A esa ambigüedad le agregó varias complejidades literarias. La voz narrativa cambia con frecuencia, del personaje Dylan al personaje Kennedy y a otras voces no identificadas. El estilo de la primera estrofa es bastante directo y por momentos brutal, pero desde la segunda, in crescendo, hay citas y alusiones que remiten a docenas de canciones populares y alguna composición clásica, a películas o libros, a personas reales y a hechos de importancia cultural como los festivales de rock en Woodstock y Altamont de 1969. Así se ramifican los posibles significados de cada mención y de las relaciones entre todas ellas, multiplicando el margen de error en la exégesis, incluso porque ante tantas referencias –para todo público y para minorías– muchos creen verlas donde quizá no las hay, o pasan por alto que ciertas palabras o frases fueron elegidas, probable y simplemente, sobre todo para resolver rimas.

¿No dije todavía que “Murder Most Foul” fascina? Ya es hora de decirlo. ¿“Fascina” en qué sentido, atrae o engaña? ¿Y/o? Mantengámonos en el terreno de la ambigüedad. ¿Es, como se ha dicho, la mejor canción de Dylan? Ni de cerca.

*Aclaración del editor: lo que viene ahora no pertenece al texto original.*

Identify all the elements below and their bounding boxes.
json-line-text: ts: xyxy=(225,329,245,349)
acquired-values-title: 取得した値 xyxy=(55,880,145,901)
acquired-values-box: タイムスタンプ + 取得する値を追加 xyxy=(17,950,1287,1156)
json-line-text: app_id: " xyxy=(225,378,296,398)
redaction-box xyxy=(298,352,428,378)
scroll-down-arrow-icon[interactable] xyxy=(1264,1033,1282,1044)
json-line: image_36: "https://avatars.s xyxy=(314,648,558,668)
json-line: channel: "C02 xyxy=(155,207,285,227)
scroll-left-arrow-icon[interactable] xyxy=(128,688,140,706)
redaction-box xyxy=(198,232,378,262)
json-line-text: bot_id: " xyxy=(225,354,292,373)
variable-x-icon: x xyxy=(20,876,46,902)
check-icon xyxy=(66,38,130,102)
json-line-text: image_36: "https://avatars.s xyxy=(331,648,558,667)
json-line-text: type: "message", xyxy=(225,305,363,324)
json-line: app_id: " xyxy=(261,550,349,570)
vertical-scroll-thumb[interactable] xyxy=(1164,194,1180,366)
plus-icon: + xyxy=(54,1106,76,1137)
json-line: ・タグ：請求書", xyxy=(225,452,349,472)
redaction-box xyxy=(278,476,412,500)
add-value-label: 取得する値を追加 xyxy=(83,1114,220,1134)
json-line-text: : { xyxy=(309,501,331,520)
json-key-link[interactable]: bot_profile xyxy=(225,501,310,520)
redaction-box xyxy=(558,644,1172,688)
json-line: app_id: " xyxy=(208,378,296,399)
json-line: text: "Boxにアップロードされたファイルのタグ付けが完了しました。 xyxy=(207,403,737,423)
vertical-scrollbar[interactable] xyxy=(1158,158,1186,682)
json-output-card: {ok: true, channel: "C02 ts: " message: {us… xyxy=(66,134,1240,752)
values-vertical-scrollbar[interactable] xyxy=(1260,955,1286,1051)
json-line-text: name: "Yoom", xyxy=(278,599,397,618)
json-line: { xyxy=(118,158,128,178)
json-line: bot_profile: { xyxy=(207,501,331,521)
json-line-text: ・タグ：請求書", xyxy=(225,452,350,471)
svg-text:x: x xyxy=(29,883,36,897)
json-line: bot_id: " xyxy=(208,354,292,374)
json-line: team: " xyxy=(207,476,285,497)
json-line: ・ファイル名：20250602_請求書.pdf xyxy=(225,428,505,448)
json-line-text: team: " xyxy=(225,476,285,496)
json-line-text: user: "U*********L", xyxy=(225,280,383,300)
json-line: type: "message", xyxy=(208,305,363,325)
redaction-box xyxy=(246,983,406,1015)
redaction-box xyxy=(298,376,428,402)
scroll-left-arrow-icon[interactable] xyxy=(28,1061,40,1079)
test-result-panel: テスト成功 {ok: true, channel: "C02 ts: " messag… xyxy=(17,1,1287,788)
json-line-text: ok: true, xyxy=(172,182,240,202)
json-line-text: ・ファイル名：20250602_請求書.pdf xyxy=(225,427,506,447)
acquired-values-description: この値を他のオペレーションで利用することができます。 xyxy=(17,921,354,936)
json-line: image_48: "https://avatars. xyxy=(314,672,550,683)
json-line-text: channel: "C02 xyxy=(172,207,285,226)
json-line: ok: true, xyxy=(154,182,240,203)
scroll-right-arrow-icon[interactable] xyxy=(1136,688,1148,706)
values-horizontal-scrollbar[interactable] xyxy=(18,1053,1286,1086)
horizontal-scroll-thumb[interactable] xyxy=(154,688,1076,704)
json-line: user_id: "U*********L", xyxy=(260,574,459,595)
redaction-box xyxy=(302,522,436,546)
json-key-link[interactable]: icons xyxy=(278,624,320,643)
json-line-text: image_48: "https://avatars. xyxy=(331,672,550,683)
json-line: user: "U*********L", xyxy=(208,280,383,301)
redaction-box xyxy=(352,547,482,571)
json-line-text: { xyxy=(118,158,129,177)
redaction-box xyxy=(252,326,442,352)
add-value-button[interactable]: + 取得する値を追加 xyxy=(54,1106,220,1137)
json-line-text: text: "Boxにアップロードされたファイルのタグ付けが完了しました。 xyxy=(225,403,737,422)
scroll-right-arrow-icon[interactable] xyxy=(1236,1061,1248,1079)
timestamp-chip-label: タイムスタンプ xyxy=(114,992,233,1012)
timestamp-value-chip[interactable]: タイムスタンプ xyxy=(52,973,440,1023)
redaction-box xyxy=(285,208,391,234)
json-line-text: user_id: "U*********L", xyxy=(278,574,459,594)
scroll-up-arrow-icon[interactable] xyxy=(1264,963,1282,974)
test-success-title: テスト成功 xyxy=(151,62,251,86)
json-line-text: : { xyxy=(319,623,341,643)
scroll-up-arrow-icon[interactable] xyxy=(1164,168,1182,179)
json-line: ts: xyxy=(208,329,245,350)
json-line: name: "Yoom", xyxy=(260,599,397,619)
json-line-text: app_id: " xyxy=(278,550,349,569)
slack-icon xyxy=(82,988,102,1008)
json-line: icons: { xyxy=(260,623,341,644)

En la esquina de Trump y Coronavirus, la evocación de JFK y de décadas de cultura pop ha calado hondo en muchísimas personas, por aquello de pensar en qué momento se jodió, no el Perú sino “América”. Pero cala mucho, mucho más hondo en los estadounidenses: “América” no es América ni el mundo; Kennedy no fue para todo el mundo (ni siquiera en Estados Unidos) la gran esperanza blanca. Además, sin entender inglés ni conocer el contexto, debe ser tan entretenido como los 36 minutos y medio de “El payador perseguido” para un yanqui monolingüe que no sepa nada de Argentina ni de Atahualpa Yupanqui.

¿Y entonces? Entonces, “Murder Most Foul” es, para quienes la puedan apreciar, una obra monumental y deliciosa, un regalo más que aumenta nuestra deuda, una maravilla inesperada de alguien que todavía, con casi 79 años, se ocupa más de nacer que de morir, y nos ayuda a hacer lo mismo.